The 25-year old is Ottawa’s most dangerous weapon and intern GM Jeremy Snyder and assistant GM Jean Marc Edme deserve full kudos for inking the soon to be 2021 Most Outstanding Special Teams Player to an extension. Dedmon likely would have garnered NFL interest this off-season, but R-Nation can rest easy for at least another season knowing they have a true game-breaker handling kick return duties.

10) Not a banner night from the Command Centre, but then again I guess that’s to be expected. In the third quarter, Abdul Kanneh seemed to get his hands under a Bethel-Thompson pass, scoop if off the turf and return it for a significant gain. Since all turnovers are automatically reviewed, the Command Centre got involved. I’ll concede that it was close, but given that TSN had no definitive angle showing clear evidence to overturn the call on the field, which was an interception, the play should have stood. Instead, it was ruled incomplete. If conclusive footage exists that shows the ball hitting the ground, TSN certainly didn’t have it.

Later in the third quarter, Chandler Worthy returned a missed Ward field goal 47 yards, but clearly stepped out of bounds as he tip-toed down the sidelines. I say clearly because TSN’s broadcast had an image of his left foot entirely on the white paint. But when LaPolice challenged, the Command Centre chose to stick with the call on the field and the return stood.

If the Command Centre isn’t using TSN’s footage to review plays, what exactly then are they looking at?

11) Full credit to TD Place staff for being topical and promoting safety. Aaron Rodgers is a joke and deserves to be treated as such.

12) A big part of the reason fans continue to flock to Lansdowne to support what has been a truly awful product on the field for the past two season is because of the work OSEG puts into the community.

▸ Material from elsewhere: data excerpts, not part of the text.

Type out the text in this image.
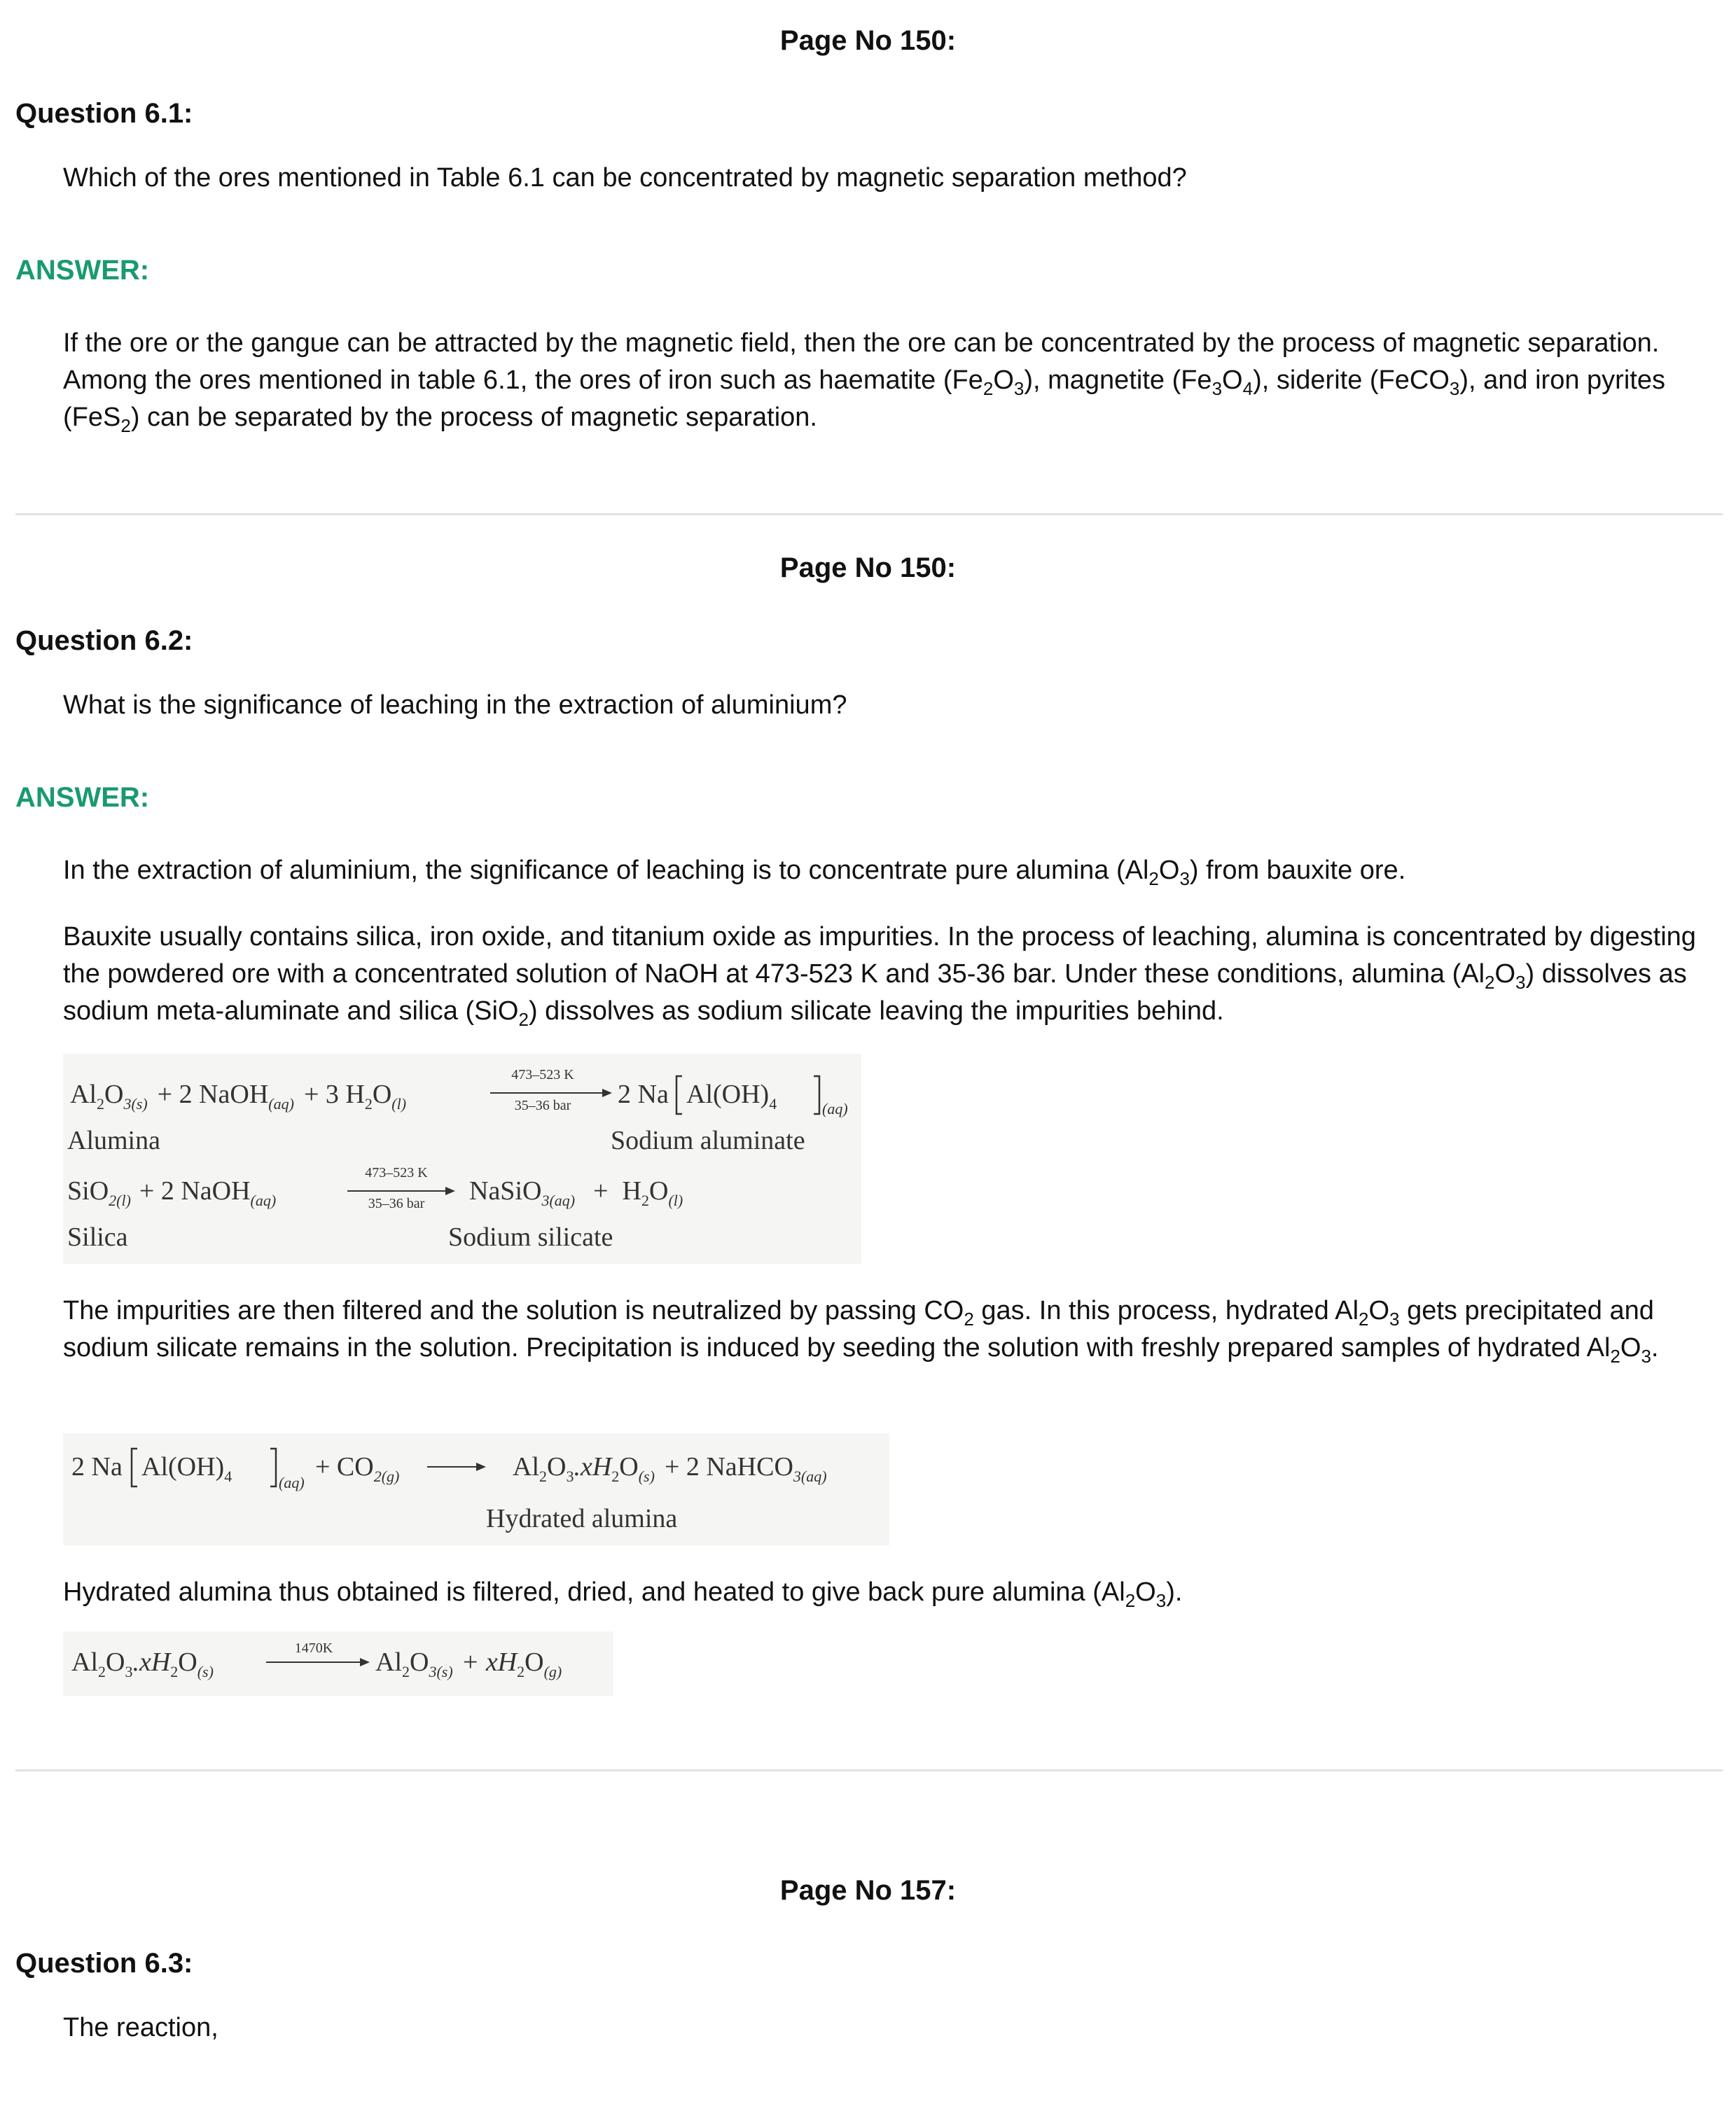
Page No 150:
Question 6.1:
Which of the ores mentioned in Table 6.1 can be concentrated by magnetic separation method?
ANSWER:
If the ore or the gangue can be attracted by the magnetic field, then the ore can be concentrated by the process of magnetic separation. Among the ores mentioned in table 6.1, the ores of iron such as haematite $(Fe_2O_3)$, magnetite $(Fe_3O_4)$, siderite (FeCO$_3$), and iron pyrites (FeS$_2$) can be separated by the process of magnetic separation.
Page No 150:
Question 6.2:
What is the significance of leaching in the extraction of aluminium?
ANSWER:
In the extraction of aluminium, the significance of leaching is to concentrate pure alumina $(Al_2O_3)$ from bauxite ore.
Bauxite usually contains silica, iron oxide, and titanium oxide as impurities. In the process of leaching, alumina is concentrated by digesting the powdered ore with a concentrated solution of NaOH at 473-523 K and 35-36 bar. Under these conditions, alumina $(Al_2O_3)$ dissolves as sodium meta-aluminate and silica (SiO$_2$) dissolves as sodium silicate leaving the impurities behind.
$Al_2O_{3(s)} + 2$ NaOH$_{(aq)}$ + 3 $H_2O_{(l)}$
473–523 K
35–36 bar 2 Na $Al(OH)_4$	(aq)
Alumina	Sodium aluminate
SiO$_{2(l)}$ + 2 NaOH$_{(aq)}$
473–523 K
35–36 bar NaSiO$_{3(aq)}$ + $H_2O_{(l)}$
Silica	Sodium silicate
The impurities are then filtered and the solution is neutralized by passing $CO_2$ gas. In this process, hydrated $Al_2O_3$ gets precipitated and sodium silicate remains in the solution. Precipitation is induced by seeding the solution with freshly prepared samples of hydrated $Al_2O_3$.
2 Na $Al(OH)_4$	(aq)
+ $CO_{2(g)}$	$Al_2O_3.xH_2O_{(s)} + 2$ NaHCO$_{3(aq)}$
Hydrated alumina
Hydrated alumina thus obtained is filtered, dried, and heated to give back pure alumina $(Al_2O_3)$.
$Al_2O_3.xH_2O_{(s)}$
1470K $Al_2O_{3(s)} + xH_2O_{(g)}$
Page No 157:
Question 6.3:
The reaction,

Gestures like recognizing the vital and exhausting work done by healthcare workers during the pandemic go a long way.

13) Toronto’s recent dominance over Ottawa is impressive. Since the Redblacks joined the league in 2014, the Argos have won 13 of 17 games against them and are 8-1 over the last nine contests.

With the loss, the Redblacks’ record drops to 2-11. They aren’t yet guaranteed to finish last in the standings only because Edmonton has two games in hand and has looked equally, if not more, inept.

Ottawa is on a bye this week and they’ll be busy using it to game plan for their last match of the 2021 season, a trip to Montreal. The Redblacks will be playing for pride, the Alouettes for playoff seeding. It remains to be seen if LaPolice and his staff treat the game as an opportunity to get an extended look at young players and potential free agents or if they instead focus instead on playing their starters in hopes of getting that elusive third win.